Les recours seront en conséquence jugés recevables.
Sur la mesure de consultation :
En droit, la consolidation s’entend de la date à partir de laquelle les lésions se fixent et prennent un caractère permanent tel qu’un traitement n’est plus nécessaire, si ce n’est pour éviter une aggravation, et qu’il est possible d’apprécier un certain degré d’incapacité permanente réalisant un préjudice définitif. La guérison s’entend de la disparition totale des conséquences des lésions avec un retour à l’état de santé antérieur.
Par ailleurs, en application des dispositions de l’article L. 321-1 du code de la sécurité sociale, le bénéfice des indemnités journalières est subordonné à la seule constatation de l’incapacité physique de l’assuré à reprendre le travail. Il est constant que cette incapacité s’entend de l’incapacité physique de l’assuré à exercer une activité salariée quelconque.
En conséquence, le versement de ces indemnités cesse lorsque l’assuré, qu’il soit guéri ou non, recouvre l’aptitude d’exercer une activité professionnelle quelconque, autrement dit toute activité professionnelle et non nécessairement son activité professionnelle antérieure.
En l’espèce, le différend est essentiellement d’ordre médical et les parties s’accordent sur la nécessité d’une mesure d’instruction aux fins d’apprécier la date de consolidation retenue par le médecin-conseil de la caisse.
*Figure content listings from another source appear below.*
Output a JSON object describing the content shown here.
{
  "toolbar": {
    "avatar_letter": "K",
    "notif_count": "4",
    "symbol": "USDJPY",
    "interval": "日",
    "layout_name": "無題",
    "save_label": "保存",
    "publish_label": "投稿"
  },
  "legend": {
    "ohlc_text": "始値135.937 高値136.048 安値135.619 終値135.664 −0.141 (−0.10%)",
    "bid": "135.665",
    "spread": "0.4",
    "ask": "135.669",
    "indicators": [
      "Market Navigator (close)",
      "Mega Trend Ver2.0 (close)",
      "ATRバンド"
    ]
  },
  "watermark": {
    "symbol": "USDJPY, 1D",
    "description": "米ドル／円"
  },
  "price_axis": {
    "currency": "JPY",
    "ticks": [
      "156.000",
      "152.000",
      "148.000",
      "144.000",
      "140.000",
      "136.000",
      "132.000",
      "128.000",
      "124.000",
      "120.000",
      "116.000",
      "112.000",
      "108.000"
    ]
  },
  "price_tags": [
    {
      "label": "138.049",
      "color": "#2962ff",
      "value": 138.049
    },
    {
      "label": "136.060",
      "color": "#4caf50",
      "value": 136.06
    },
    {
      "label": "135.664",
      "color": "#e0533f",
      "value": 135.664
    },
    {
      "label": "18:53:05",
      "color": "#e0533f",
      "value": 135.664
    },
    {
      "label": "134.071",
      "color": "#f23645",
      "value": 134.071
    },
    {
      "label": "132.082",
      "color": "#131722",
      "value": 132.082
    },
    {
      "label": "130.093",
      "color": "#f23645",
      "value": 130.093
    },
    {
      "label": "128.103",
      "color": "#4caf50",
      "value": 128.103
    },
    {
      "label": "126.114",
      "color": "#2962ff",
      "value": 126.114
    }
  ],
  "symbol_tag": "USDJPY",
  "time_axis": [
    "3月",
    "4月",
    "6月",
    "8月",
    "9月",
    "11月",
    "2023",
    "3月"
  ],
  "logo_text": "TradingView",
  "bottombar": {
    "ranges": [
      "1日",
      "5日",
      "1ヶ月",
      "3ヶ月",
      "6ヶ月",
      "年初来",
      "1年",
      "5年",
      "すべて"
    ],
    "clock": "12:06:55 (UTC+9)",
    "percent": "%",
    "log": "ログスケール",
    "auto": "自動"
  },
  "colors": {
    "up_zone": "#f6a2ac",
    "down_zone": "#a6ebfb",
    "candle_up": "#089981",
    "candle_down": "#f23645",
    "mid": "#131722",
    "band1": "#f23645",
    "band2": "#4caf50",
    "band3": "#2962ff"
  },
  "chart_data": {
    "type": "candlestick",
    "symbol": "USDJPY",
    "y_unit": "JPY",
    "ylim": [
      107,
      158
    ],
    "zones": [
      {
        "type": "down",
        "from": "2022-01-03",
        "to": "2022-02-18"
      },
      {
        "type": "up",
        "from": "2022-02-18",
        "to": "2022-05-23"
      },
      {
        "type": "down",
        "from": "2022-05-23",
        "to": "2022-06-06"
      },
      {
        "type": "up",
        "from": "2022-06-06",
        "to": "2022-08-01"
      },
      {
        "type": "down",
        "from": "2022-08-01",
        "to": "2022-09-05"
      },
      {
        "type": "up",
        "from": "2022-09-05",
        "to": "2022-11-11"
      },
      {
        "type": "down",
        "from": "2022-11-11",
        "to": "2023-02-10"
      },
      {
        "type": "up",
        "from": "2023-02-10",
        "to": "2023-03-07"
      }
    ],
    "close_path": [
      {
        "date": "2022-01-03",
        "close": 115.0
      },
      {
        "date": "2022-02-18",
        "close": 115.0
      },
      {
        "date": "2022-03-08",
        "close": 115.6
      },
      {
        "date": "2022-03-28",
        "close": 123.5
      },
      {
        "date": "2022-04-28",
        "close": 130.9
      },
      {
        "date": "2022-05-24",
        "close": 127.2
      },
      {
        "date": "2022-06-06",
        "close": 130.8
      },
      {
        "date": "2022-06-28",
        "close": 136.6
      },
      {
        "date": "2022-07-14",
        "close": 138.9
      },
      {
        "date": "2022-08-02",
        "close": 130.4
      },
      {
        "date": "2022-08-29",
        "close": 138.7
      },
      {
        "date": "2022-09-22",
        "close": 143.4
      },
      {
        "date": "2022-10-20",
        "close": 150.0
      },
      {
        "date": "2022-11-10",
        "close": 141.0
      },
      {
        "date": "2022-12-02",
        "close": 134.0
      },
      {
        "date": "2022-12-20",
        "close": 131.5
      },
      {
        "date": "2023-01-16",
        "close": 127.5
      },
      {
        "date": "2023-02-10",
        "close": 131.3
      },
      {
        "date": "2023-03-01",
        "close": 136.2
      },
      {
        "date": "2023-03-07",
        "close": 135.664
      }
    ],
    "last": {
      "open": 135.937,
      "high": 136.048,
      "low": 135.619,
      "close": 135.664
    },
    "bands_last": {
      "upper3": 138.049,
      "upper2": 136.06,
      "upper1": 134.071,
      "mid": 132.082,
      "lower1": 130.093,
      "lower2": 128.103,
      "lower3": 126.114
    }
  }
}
Celle-ci sera en conséquence ordonnée.
Dans la mesure où les prestations faisant l’objet de la notification d’indu sont susceptibles de relever d’une prise en charge au titre de la maladie, la mission confiée au médecin-consultant sera également d’apprécier la situation de Monsieur [D] à ce titre dans l’hypothèse ou la date de consolidation était maintenue à la date initiale.
Dans l’attente de cette consultation, il sera sursis à statuer sur les demandes des parties.
PAR CES MOTIFS
Le pôle social du tribunal judiciaire de Bourg-en-Bresse, statuant publiquement par jugement contradictoire, avant dire droit, rendu par mise à disposition au greffe,
DECLARE le recours de Monsieur [M] [D] recevable,
AVANT DIRE DROIT,
ORDONNE une consultation médicale et DESIGNE pour y procéder :
Le Docteur [W] [L]
[Adresse 3]
[Localité 5]
Avec pour mission de :
— Prendre connaissance de la présente décision et de l’ensemble des pièces des parties,
— Procéder si elle l’estime nécessaire à l’examen de Monsieur [M] [D],
— Dire si l’état de l’assuré, consécutif à l’accident de trajet du 16 février 2023 pouvait être considéré comme consolidé ou guéri à la date du 21 décembre 2023,
— Dans la négative, dire à quelle date l’état de l’assuré pouvait être considéré comme consolidé ou guéri de l’accident de trajet du 16 février 2023,
— Dans l’affirmative, dire si du 22 décembre 2023 au 3 avril 2024, Monsieur [M] [D] présentait des lésions ou une pathologie indépendante de l’accident de trajet du 16 février 2023, de dire si ces lésions étaient stabilisées au cours de cette période et de dire si l’état de santé de l’assuré lui permettait de reprendre une activité professionnelle quelconque au cours de cette période,
DIT que le médecin-consultant devra adresser un rapport écrit au greffe de la juridiction dans un délai de quatre mois à compter de la date à laquelle il aura été avisé de sa mission,
DIT qu’il en adressera directement copie aux parties ou à leurs conseils,
DIT que le médecin consultant devra rendre compte au magistrat ayant ordonné la mesure de toute difficulté dans l’exécution de sa mission, et qu’il devra l’informer de la carence éventuelle des parties dans la communication des pièces nécessaires à l’exécution de sa mission,
DIT que les frais afférents à cette consultation, fixés conformément à l’arrêté du 29 décembre 2020, seront pris en charge par la [1] conformément aux dispositions de l’article R.142-11 du code de la sécurité sociale,
DIT que l’affaire sera évoquée à la première audience utile après transmission de la consultation,
SURSOIT à statuer sur les autres demandes.
En foi de quoi le Président et le Greffier ont signé le présent jugement.